Watering Plants, Kibbutz Ginegar
This is a photograph of a man named Raphael Stern, watering plants on Kibbutz Ginegar, which is located in the Jezreel Valley. Stern is standing in the centre of a plantation surrounded by recently-planted young trees. He is wearing the clothes and boots typical of farmers and kibbutz members working the land. Another classic symbol of farmers and Sabras (native Israelis) is the kovah tembel (tembel hat) that Stern is wearing to protect himself from the sun. He is holding a sickle and a black hose, necessary farming tools.

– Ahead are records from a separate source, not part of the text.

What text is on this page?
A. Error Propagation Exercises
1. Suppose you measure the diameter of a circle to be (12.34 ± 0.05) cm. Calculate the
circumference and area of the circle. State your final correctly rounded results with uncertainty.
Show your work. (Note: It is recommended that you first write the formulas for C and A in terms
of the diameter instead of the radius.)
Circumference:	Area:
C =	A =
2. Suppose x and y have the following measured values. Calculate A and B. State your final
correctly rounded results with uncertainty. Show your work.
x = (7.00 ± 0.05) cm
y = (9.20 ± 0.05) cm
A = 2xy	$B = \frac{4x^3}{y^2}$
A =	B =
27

Farmers worked in the years before and after the establishment of the State of Israel to transform Israel’s mostly barren land into forests and flourishing fields of crops. Israel is located in an arid region of the world. In order to overcome this, Israel has become a forerunner in water and agricultural technology, with innovative developments in irrigation and, more recently, desalinisation.
Kibbutz Ginegar was established in 1922. Like other kibbutzim, it was originally founded as an agricultural village, but over the years the kibbutz has been renewed and privatized with most of its members finding work outside of the kibbutz. It is famous for its plastics company, Ginegar Plastics Products Ltd., which has revolutionised the manufacturing of advanced plastic films and nets.
This photograph can be used by teachers of Jewish Studies and Jewish History to illustrate the concept of “making the desert bloom” in the years before the establishment of the State of Israel and the early years of its independence. It can also be used when teaching about the population of Israel and its different sectors and the history of the kibbutz movement and its unique value to Israeli society.
Bible teachers can use this photograph when comparing the cultivation of the Land of Israel in biblical times and in modern times.
Science and Technology teachers can use this photograph when teaching about water irrigation and other technological agricultural innovations and inventions.